Tree Stump Planter

In March 2021 we had a very large, two-stump River Birch removed from our property. Its extended branches threatened our roof and deck.

When it was removed, I asked the tree removal service to leave the stump cut a little higher, as I had envisioned hollowing out the stump to serve as a plant container. That decision also saved us a couple of hundred dollars! We also kept behind three large stump cuttings, about 18” to 24” inches high.

On Instagram I saw a post from pshgardening that sprung me into action!

This was the post that reminded me to get up and get busy over the long holiday weekend!
This is what our tree stump looked like a couple of weeks after it was cut down. The large established roots of the River Birch pulled an extraordinary amount of sugar water which poured down the sides where it was cut. There was little we could do with this in 2021.

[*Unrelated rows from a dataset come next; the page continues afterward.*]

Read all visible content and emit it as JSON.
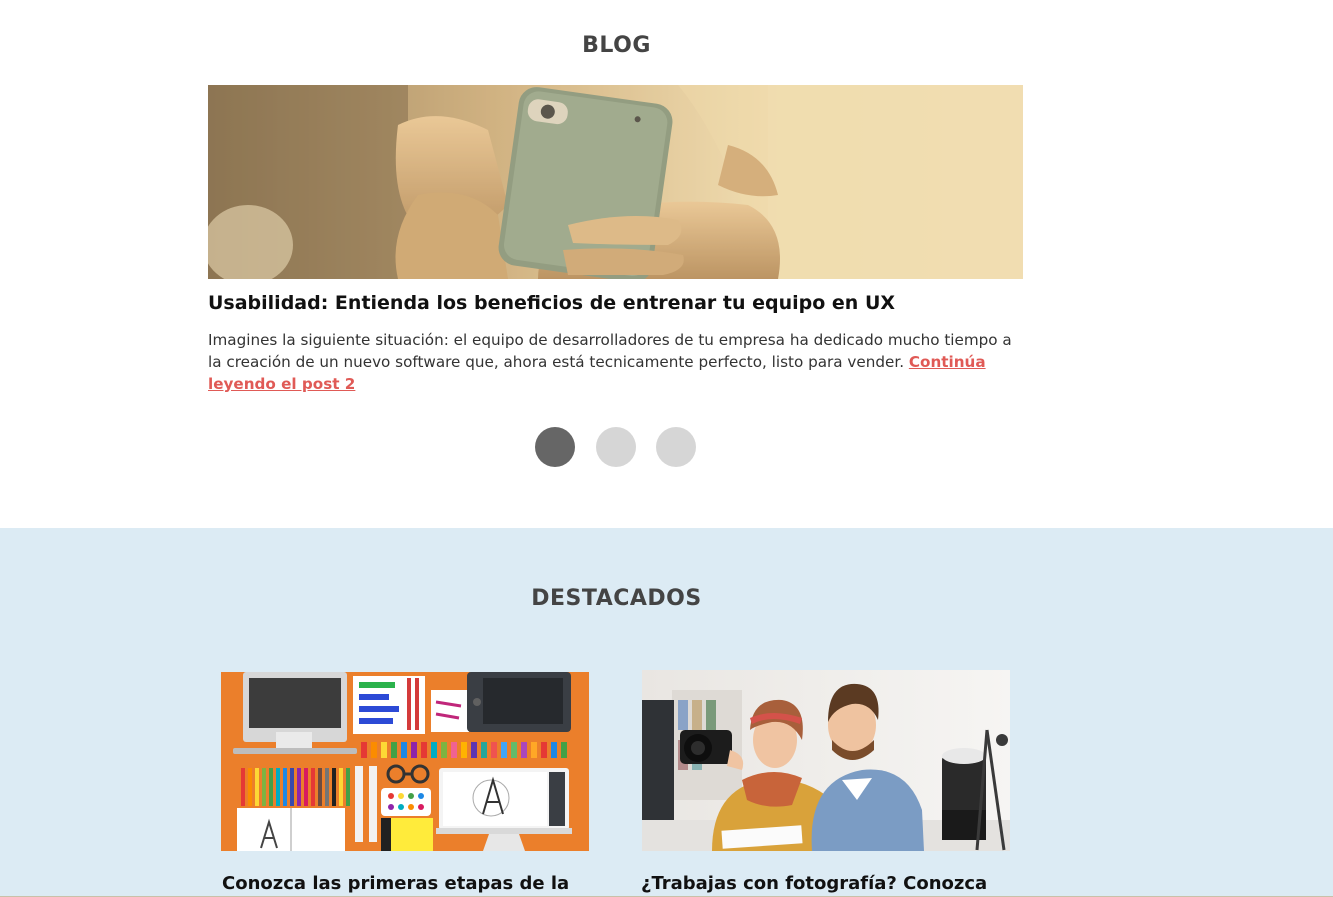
{
  "blog": {
    "title": "BLOG",
    "post": {
      "title": "Usabilidad: Entienda los beneficios de entrenar tu equipo en UX",
      "excerpt": "Imagines la siguiente situación: el equipo de desarrolladores de tu empresa ha dedicado mucho tiempo a la creación de un nuevo software que, ahora está tecnicamente perfecto, listo para vender. ",
      "read_more": "Continúa leyendo el post 2"
    },
    "carousel": {
      "active_index": 0,
      "count": 3
    }
  },
  "featured": {
    "title": "DESTACADOS",
    "cards": [
      {
        "title": "Conozca las primeras etapas de la"
      },
      {
        "title": "¿Trabajas con fotografía? Conozca"
      }
    ]
  },
  "colors": {
    "accent_link": "#e05a56",
    "featured_bg": "#dcebf4",
    "dot_active": "#666666",
    "dot_inactive": "#d6d6d6"
  }
}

Thinking the stump would be significantly dried out in 15 months, we set about carving out one side of the stump. The cut area had hardened considerably and for quite a while it had stopped weeping.

My husband mapped out a circle and drilled holes in a circular pattern. We learned later, this was not the best method. We found the wood very dense and still moist.

We did our research after that difficult start. Advice: start research and watch videos before starting a project, not after! Live and learn!

This is not the drill bit to use for hollowing out a stump! It did however work well later for drainage holes.
My husband went to a big box store nearby and purchased a fortzner circular drill bit, which was a lot faster. The wood was tough to remove because it had not completely dried out yet, since it was connected to a very large root system. Here we’re about half way there at 3 inches deep.
Short video clip of using a Fortzner drill bit.

When we reached the desired depth of about six inches, we drilled drainage holes from the side as seen below. We tested with a hose and water flowed freely through the holes we made.

I lined the bowl with burlap and filled with a mixture of Miracle Gro Moisture Control Potting Mix and Black Kow compost. Because the stump is attached to a rooting system, it may still serve as a moisture source for the flowers. Time will tell.
One stump down, one to go in this permanent location. The completely severed stumps should be easier to work with!
In this full sun location I planted lantana, Proven Winners ”Blue My Mind” and some purple super bells. The latter two should trail nicely down the stump! I also pushed in some nasturtium seeds so we will see if they take!

This project took two to three hours. I am hoping the fully separated stump cuttings will be dryer, and easier to drill out. I love the look and it’s a different way to feature pretty annuals or as a focal point for a trailing perennial. I would assume the tree stump would provide winter insulation. I love using containers and have several terracotta, ceramic or stone types scattered about in my garden. While I have plastic and resin containers, they are made to look like pottery or stone. I am trying to cut down on any plastic in my garden. If you have a tree removed, consider repurposing the wood or the stump as natural and textural container in your garden.

Update! We completed the second stump!

Complete!

It will be fun to experiment with different plantings. I’ve seen some beautiful sedum/succulent stump gardens, as well as plantings with different greens, combining those with an upright and trailing growth habit!